In my presentation before the FDA at yesterday’s public hearing, I made some specific suggestions, including the use of an FDA-designated hash tag to be included in each branded Tweet posted by pharmaceutical companies. If each product was assigned a unique hash tag by the FDA and all product tweets were required to include that hash tag, then the FDA, consumers, and healthcare professionals could easily review all the product tweets and ensure they obey regulations regarding fair balance presentation.

After my presentation, Tom Abrams, director of FDA’s Division of Drug Marketing, Advertising, and Communications (DDMAC), thanked me for presenting specific solutions that the FDA could consider when it creates new guidelines for the promotion of FDA-regulated products on the Internet and social media sites.

As opposed to the first Internet FDA public hearing in 1996, this one hammered into the FDA’s head how important the Internet is for health information seekers. Speaker after speaker made the point: the Internet can no longer be ignored if you are serious about protecting the public health. This time, pharmaceutical companies also made the same point.

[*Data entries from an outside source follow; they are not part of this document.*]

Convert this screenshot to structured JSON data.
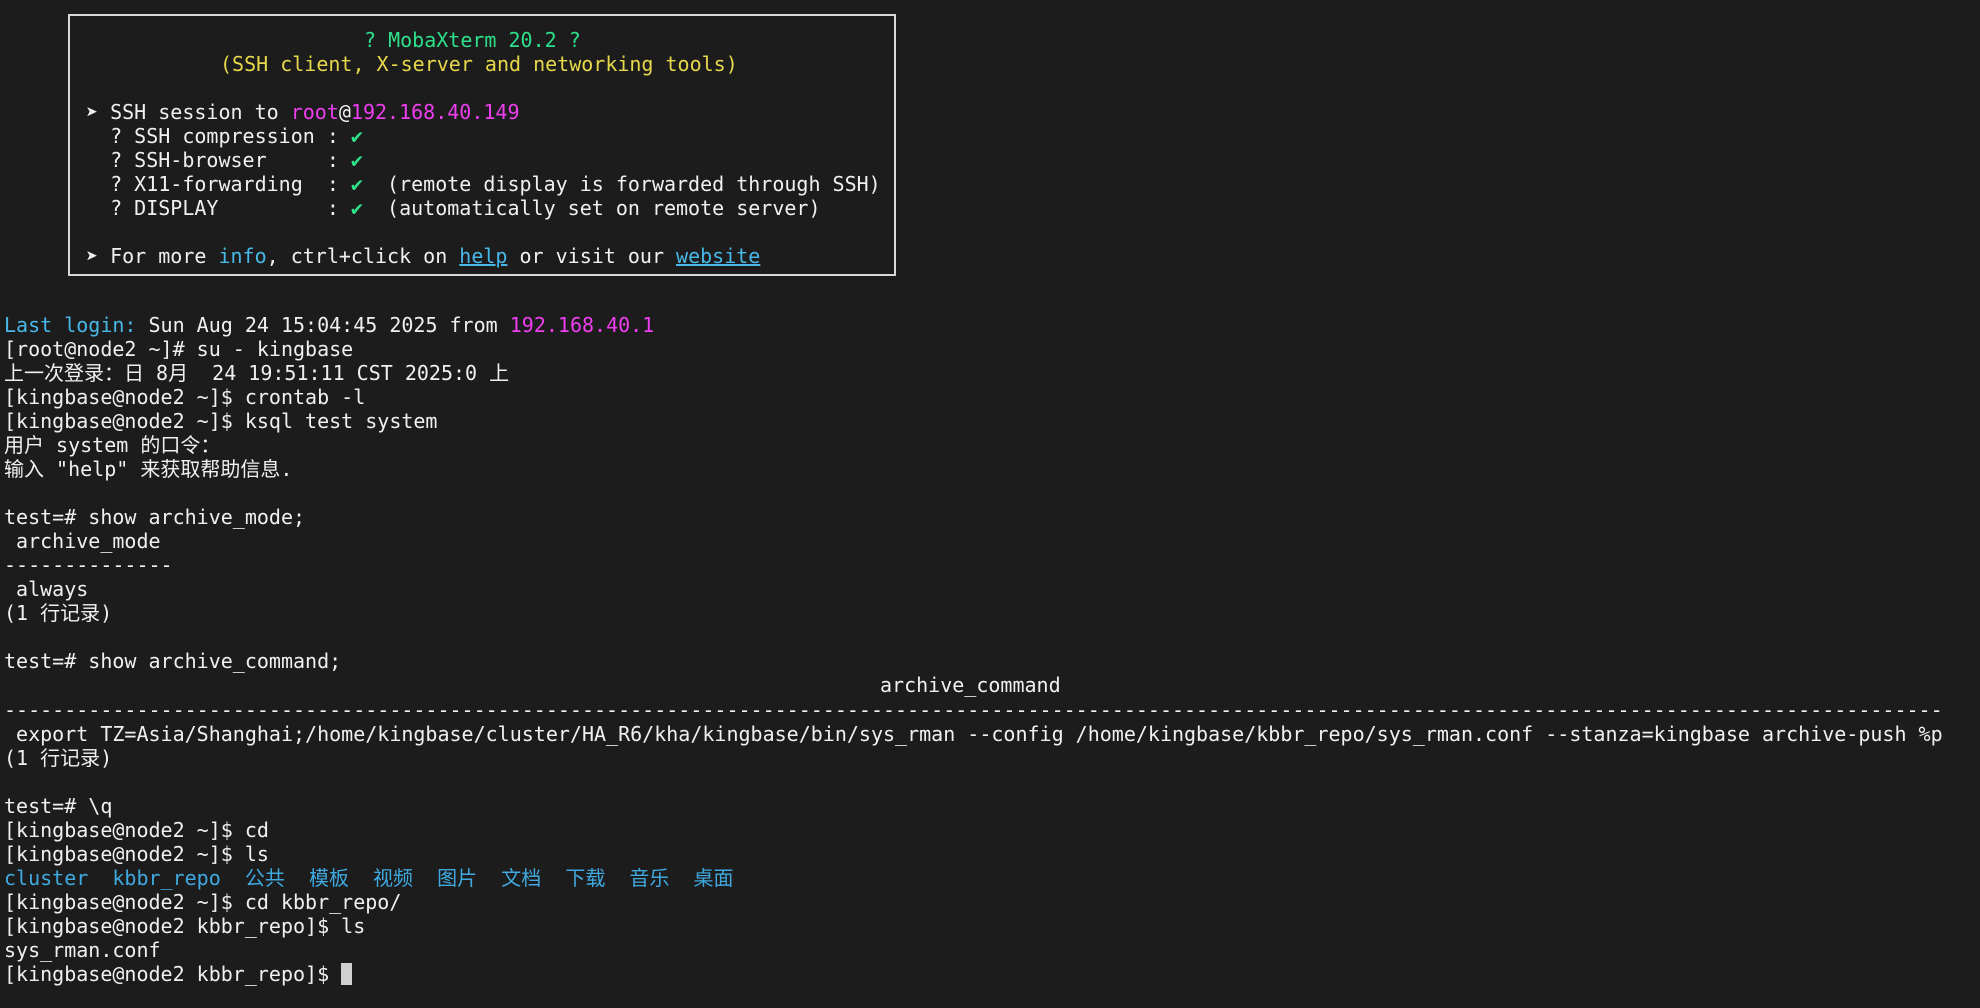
{
  "banner": {
    "title": "? MobaXterm 20.2 ?",
    "subtitle": "(SSH client, X-server and networking tools)",
    "ssh_prefix": "➤ SSH session to ",
    "ssh_user": "root",
    "ssh_at": "@",
    "ssh_host": "192.168.40.149",
    "features": [
      {
        "label": "  ? SSH compression : ",
        "check": "✔",
        "note": ""
      },
      {
        "label": "  ? SSH-browser     : ",
        "check": "✔",
        "note": ""
      },
      {
        "label": "  ? X11-forwarding  : ",
        "check": "✔",
        "note": "  (remote display is forwarded through SSH)"
      },
      {
        "label": "  ? DISPLAY         : ",
        "check": "✔",
        "note": "  (automatically set on remote server)"
      }
    ],
    "more_prefix": "➤ For more ",
    "more_info": "info",
    "more_mid": ", ctrl+click on ",
    "more_help": "help",
    "more_or": " or visit our ",
    "more_website": "website"
  },
  "session": {
    "last_login_label": "Last login:",
    "last_login_text": " Sun Aug 24 15:04:45 2025 from ",
    "last_login_ip": "192.168.40.1",
    "lines": [
      "[root@node2 ~]# su - kingbase",
      "上一次登录：日 8月  24 19:51:11 CST 2025:0 上",
      "[kingbase@node2 ~]$ crontab -l",
      "[kingbase@node2 ~]$ ksql test system",
      "用户 system 的口令：",
      "输入 \"help\" 来获取帮助信息.",
      "",
      "test=# show archive_mode;",
      " archive_mode",
      "--------------",
      " always",
      "(1 行记录)",
      "",
      "test=# show archive_command;"
    ],
    "archive_command_header": "archive_command",
    "dashes": "--------------------------------------------------------------------------------------------------------------------------------------------------------------------------",
    "archive_command_value": " export TZ=Asia/Shanghai;/home/kingbase/cluster/HA_R6/kha/kingbase/bin/sys_rman --config /home/kingbase/kbbr_repo/sys_rman.conf --stanza=kingbase archive-push %p",
    "lines2": [
      "(1 行记录)",
      "",
      "test=# \\q",
      "[kingbase@node2 ~]$ cd",
      "[kingbase@node2 ~]$ ls"
    ],
    "ls_items": [
      "cluster",
      "kbbr_repo",
      "公共",
      "模板",
      "视频",
      "图片",
      "文档",
      "下载",
      "音乐",
      "桌面"
    ],
    "lines3": [
      "[kingbase@node2 ~]$ cd kbbr_repo/",
      "[kingbase@node2 kbbr_repo]$ ls",
      "sys_rman.conf"
    ],
    "prompt": "[kingbase@node2 kbbr_repo]$ "
  },
  "colors": {
    "background": "#1c1c1c",
    "green": "#2ee08a",
    "yellow": "#e6d84a",
    "magenta": "#ee3ef0",
    "cyan": "#47b8e8"
  }
}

In 1996, only visionaries could imagine how important the Internet would be in the health arena. FDA is not visionary, so the agency can be excused for not acting in 1996. This time, they have seen the light and have even used the Internet themselves to help improve public health.

I got a sense of urgency from the pharmaceutical company presenters. The industry is worried about the vast amount of user-generated health information and resources on the Internet. The industry’s share of voice on the Internet — especially the social media part of the Internet — is rapidly be dwarfed. Drug companies worry about that and they see that they need to get into the conversation. Guidelines will help them do that.

Google suggested a new way to present Rx branded paid search ads — you can read about that on EyeOnFDA here. I think the FDA will sanction this idea in its first-ever Internet specific guidelines.

Google presented this chart, which dramatically illustrates the effect of FDA’s 14 notice of violation letters on clickthrough rates of ads that did not include the product name in the ad or the URL:

More than anything, this kind of data impresses the FDA. I am sure it shook them up yesterday.

Google, however, did not mention sidewiki. Let me repeat/paraphrase what I said in my presentation yesterday:


“Mr Googlechev, tear down this sidewiki!”